Healthcare Insurance in TN

Healthcare Insurance in

Healthcare Insurance

Welcome to Health Insurance in TN – providing a general overview of health insurance – the most popular type of insurance. To start – health insurance is insurance against the possibility of incurring medical expenses among individual people. By estimating the overall risk of health care expenses among a targeted group, an insurer can develop a finance program. From this analysis, they can then determine a monthly premium or payroll tax to ensure that sufficient money is available to pay for the health care benefits specified in the insurance agreement. The benefit program is administered by a central organization such as a government agency, private business, or not-for-profit entity.

Health Insurance

Health insurance involves a written contract between an insurance provider (most often an insurance company or a government) and an individual or his sponsor (most often an employer or a community organization).

The contract can be renewable (annually or monthly) or may be lifelong in the case of private insurance. Health insurance may also be mandatory for all citizens in the case of some national plans. As stated above, the type and amount of health care costs that will be covered by the health insurance provider are specified in writing.

Health Insurance – basic terms

Premium: The amount the policy-holder or his sponsor (for example – employer) pays to the health plan to purchase health coverage.

Deductible: The amount that the insured must pay out-of-pocket before the health insurer pays its share. For example, policy-holders might have to pay a $500 deductible per year, before any of their health care is covered by the health insurer. It may take several doctor’s visits or prescription refills before the insured person reaches the deductible and the insurance company starts to pay for care.

Co-payment: The amount that the insured person must pay out of pocket before the health insurer pays for a particular visit or service. For example, an insured person might pay a $45 co-payment for a doctor’s visit, or to obtain a prescription. A co-payment must be paid each time a particular service is obtained.

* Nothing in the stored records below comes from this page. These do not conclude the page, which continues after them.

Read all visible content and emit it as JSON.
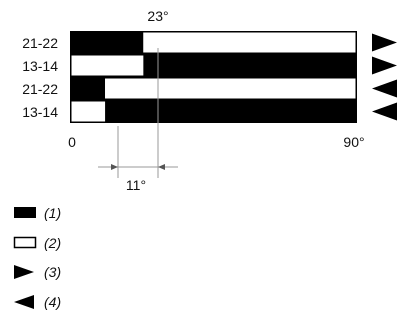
{
  "diagram": {
    "angle_top_label": "23°",
    "angle_bottom_label": "11°",
    "axis_start_label": "0",
    "axis_end_label": "90°",
    "axis_range": [
      0,
      90
    ],
    "rows": [
      {
        "label": "21-22",
        "split": 23,
        "left_fill": "black",
        "right_fill": "white",
        "direction": "right"
      },
      {
        "label": "13-14",
        "split": 23,
        "left_fill": "white",
        "right_fill": "black",
        "direction": "right"
      },
      {
        "label": "21-22",
        "split": 11,
        "left_fill": "black",
        "right_fill": "white",
        "direction": "left"
      },
      {
        "label": "13-14",
        "split": 11,
        "left_fill": "white",
        "right_fill": "black",
        "direction": "left"
      }
    ]
  },
  "legend": [
    {
      "symbol": "black-bar",
      "label": "(1)"
    },
    {
      "symbol": "white-bar",
      "label": "(2)"
    },
    {
      "symbol": "right-arrow",
      "label": "(3)"
    },
    {
      "symbol": "left-arrow",
      "label": "(4)"
    }
  ],
  "colors": {
    "ink": "#000000",
    "paper": "#ffffff",
    "guide": "#9a9a9a"
  }
}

Coinsurance: Instead of, or in addition to, paying a fixed amount up front (a co-payment), the co-insurance is a percentage of the total cost that the insured person may also pay. For example, the member might have to pay 20% of the cost of a surgery over and above a co-payment, while the insurance company pays the other 80%. If there is an upper limit on coinsurance, the policy-holder could end up owing very little, or a great deal, depending on the actual costs of the services they obtain.

Exclusions: Not all services are covered. The insured are generally expected to pay the full cost of non-covered services out of their own pockets.

Coverage limits: Some health insurance policies only pay for health care up to a certain dollar amount. The insured person may be expected to pay any charges in excess of the health plan’s maximum payment for a specific service. In addition, some insurance company schemes have annual or lifetime coverage maximums. In these cases, the health plan will stop payment when they reach the benefit maximum, and the policy-holder must pay all remaining costs.

Out-of-pocket maximums: Similar to coverage limits, except that in this case, the insured person’s payment obligation ends when they reach the out-of-pocket maximum, and health insurance pays all further covered costs. Out-of-pocket maximums can be limited to a specific benefit category (such as prescription drugs) or can apply to all coverage provided during a specific benefit year.

Capitation: An amount paid by an insurer to a health care provider, for which the provider agrees to treat all members of the insurer.

In-Network Provider: (U.S. term) A health care provider on a list of providers preselected by the insurer. The insurer will offer discounted coinsurance or co-payments, or additional benefits, to a plan member to see an in-network provider. Generally, providers in network are providers who have a contract with the insurer to accept rates further discounted from the “usual and customary” charges the insurer pays to out-of-network providers.

Prior Authorization: A certification or authorization that an insurer provides prior to medical service occurring. Obtaining an authorization means that the insurer is obligated to pay for the service, assuming it matches what was authorized. Many smaller, routine services do not require authorization.

Explanation of Benefits: A document that may be sent by an insurer to a patient explaining what was covered for a medical service, and how payment amount and patient responsibility amount were determined.

Prescription Plans

Prescription drug plans are a form of insurance offered through some health insurance plans. In the United States, the patient usually pays a co-payment and the prescription drug insurance part or all of the balance for drugs covered by the plan. Such plans are routinely part of national health insurance programs.

Some, if not most, health care providers in the United States will agree to bill the insurance company if patients are willing to sign an agreement that they will be responsible for the amount that the insurance company doesn’t pay. The insurance company pays out of network providers according to “reasonable and customary” charges, which may be less than the provider’s usual fee. The provider may also have a separate contract with the insurer to accept what amounts to a discounted rate or capitation to the provider’s standard charges. It generally costs the patient less to use an in-network provider.

The United States health care system relies heavily on private health insurance, which is the primary source of coverage for most Americans. Public programs provide the primary source of coverage for most senior citizens and for low-income children and families who meet certain eligibility requirements. The primary public programs are firstly Medicare, a federal social insurance program for seniors and certain disabled individuals. The second primary program is Medicaid, funded jointly by the federal government and states but administered at the state level, which covers certain very low income children and their families.

We hope that the information above was helpful as you look for Healthcare Insurance in TN.